Your most humble Serv [ant]


Source copy consulted: Robert Carter Letter Book, 1723 July 4-1724 June 11, Carter Family Papers, Virginia Historical Society, Richmond. There is a 19th-century copy of the letter in the Minor-Blackford Papers, James Monroe Law Office and Museum, Fredericksburg, Virginia. It was published in Volume 2 (February 1842) of The Southern Planter, pp. 40 and 41 now online in the Biodiversity Heritage Library, 5/12/2015.

Robert Carter generally used a return address of "Rappahannock" for the river on which he lived rather than "Corotoman," the name of his home, on his correspondence, especially to merchants abroad. His usual return address, the county, and colony have been added for clarity to this unheaded draft.

[1] The Royal African Company, founded in 1672, grew out of earlier slave-trading companies that had been founded in the middle of the seventeenth century, and that held monopolies on the English trade in slaves. The trade proved so profitable that Parliament was lobbied successfully to rescind the monopoly and open the trade to anyone which happened in 1698. Carter anticipates that the company will fight the proposed tax on imported slaves even through it is to be paid by the colonial purchasers, not the importers. He was correct for the law was not allowed to stand due to lobbying against it in England. ( "Royal African Company Established," ; and Billings. et al. Colonial Virginia: A History. p. 232. )
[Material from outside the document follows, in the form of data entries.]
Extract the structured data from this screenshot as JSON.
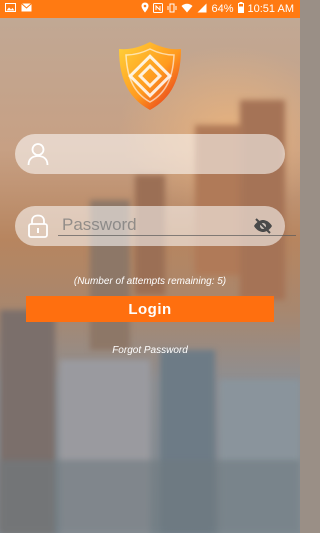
{
  "status_bar": {
    "battery_percent": "64%",
    "time": "10:51 AM",
    "background_color": "#ff7a12",
    "icons": [
      "image-icon",
      "mail-icon",
      "location-icon",
      "nfc-icon",
      "vibrate-icon",
      "wifi-icon",
      "signal-icon",
      "battery-icon"
    ]
  },
  "logo": {
    "icon": "shield-logo-icon"
  },
  "username": {
    "value": "",
    "placeholder": "",
    "icon": "user-icon"
  },
  "password": {
    "value": "",
    "placeholder": "Password",
    "icon": "lock-icon",
    "toggle_icon": "eye-off-icon"
  },
  "attempts_text": "(Number of attempts remaining: 5)",
  "login_label": "Login",
  "login_color": "#ff6f0f",
  "forgot_label": "Forgot Password"
}
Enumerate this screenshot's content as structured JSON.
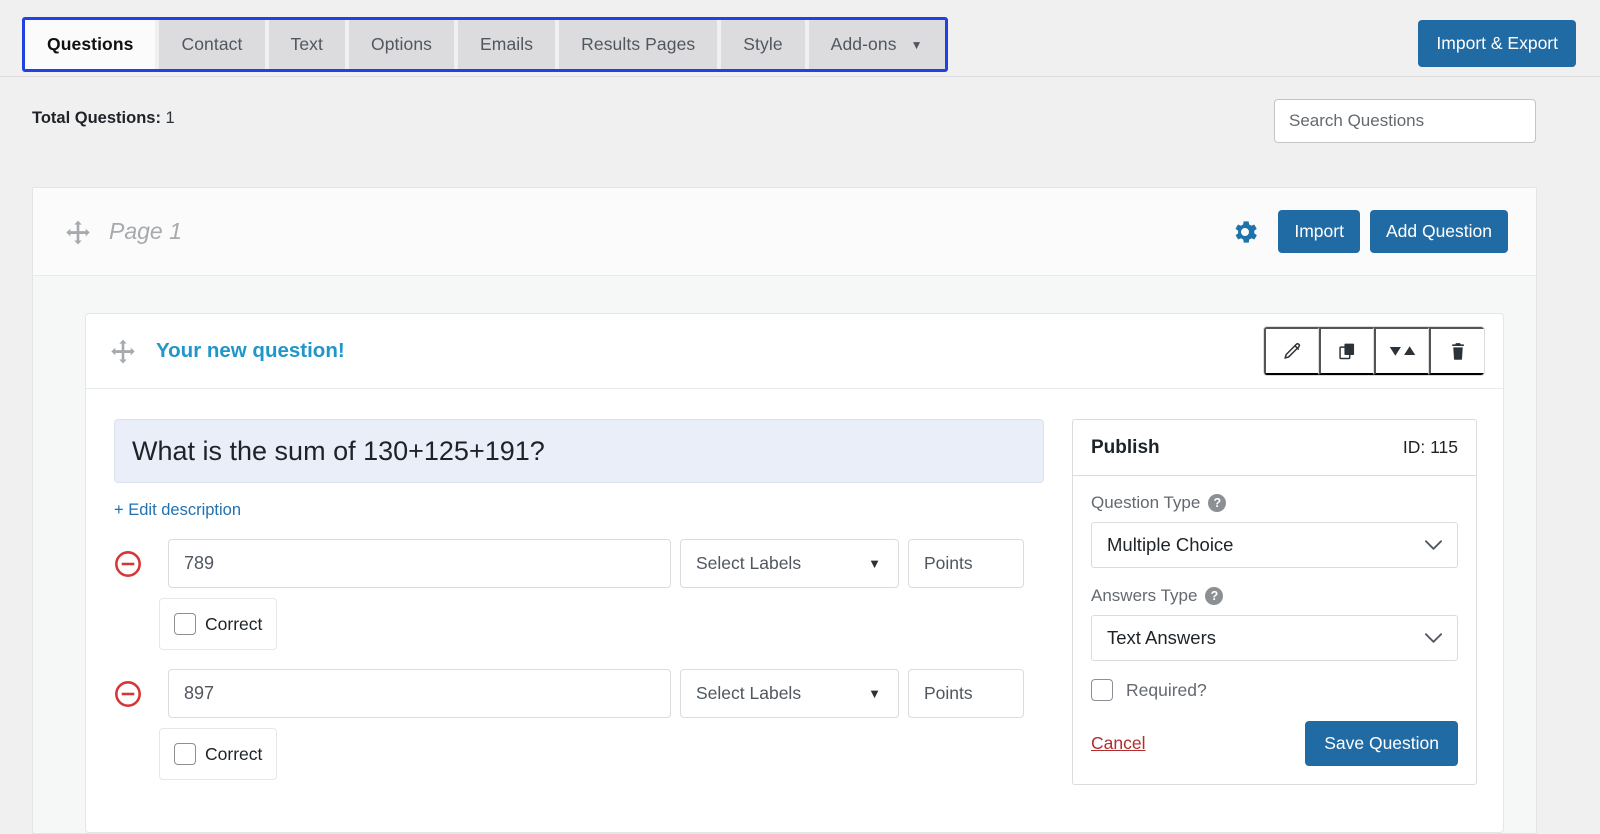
{
  "tabs": [
    {
      "label": "Questions",
      "active": true,
      "caret": false
    },
    {
      "label": "Contact",
      "active": false,
      "caret": false
    },
    {
      "label": "Text",
      "active": false,
      "caret": false
    },
    {
      "label": "Options",
      "active": false,
      "caret": false
    },
    {
      "label": "Emails",
      "active": false,
      "caret": false
    },
    {
      "label": "Results Pages",
      "active": false,
      "caret": false
    },
    {
      "label": "Style",
      "active": false,
      "caret": false
    },
    {
      "label": "Add-ons",
      "active": false,
      "caret": true
    }
  ],
  "header": {
    "import_export_label": "Import & Export"
  },
  "subheader": {
    "total_questions_label": "Total Questions:",
    "total_questions_count": "1",
    "search_placeholder": "Search Questions"
  },
  "page": {
    "title": "Page 1",
    "gear_icon": "gear-icon",
    "move_icon": "move-icon",
    "import_label": "Import",
    "add_question_label": "Add Question"
  },
  "question": {
    "header_title": "Your new question!",
    "actions": [
      {
        "name": "edit-question-button",
        "icon": "pencil-icon"
      },
      {
        "name": "duplicate-question-button",
        "icon": "copy-icon"
      },
      {
        "name": "sort-question-button",
        "icon": "sort-icon"
      },
      {
        "name": "delete-question-button",
        "icon": "trash-icon"
      }
    ],
    "title_value": "What is the sum of 130+125+191?",
    "edit_description_label": "+ Edit description",
    "answers": [
      {
        "value": "789",
        "labels_placeholder": "Select Labels",
        "points_placeholder": "Points",
        "correct_label": "Correct",
        "correct_checked": false
      },
      {
        "value": "897",
        "labels_placeholder": "Select Labels",
        "points_placeholder": "Points",
        "correct_label": "Correct",
        "correct_checked": false
      }
    ]
  },
  "publish": {
    "title": "Publish",
    "id_label": "ID: 115",
    "question_type_label": "Question Type",
    "question_type_value": "Multiple Choice",
    "answers_type_label": "Answers Type",
    "answers_type_value": "Text Answers",
    "required_label": "Required?",
    "required_checked": false,
    "cancel_label": "Cancel",
    "save_label": "Save Question"
  },
  "colors": {
    "accent_blue": "#216ba5",
    "link_blue": "#2271b1",
    "question_title_blue": "#2196c9",
    "focus_ring_blue": "#2142e0",
    "danger_red": "#b32d2e",
    "minus_red": "#d63638",
    "page_bg": "#f0f0f1"
  }
}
[2] Francis Willis (1690-post 1749) of Ware Parish, Gloucester County, who served as burgess. ( "Willis Family." William and Mary Quarterly. 1st ser. 5(1896): 24-27, 171-176; 6(1897): 27-29, 206-214.)

[3] The preceding words in italics were entered by Carter between the lines of the clerk's draft.

Text revised November 30, 2007, October 1, 2009, and May 14, 2015.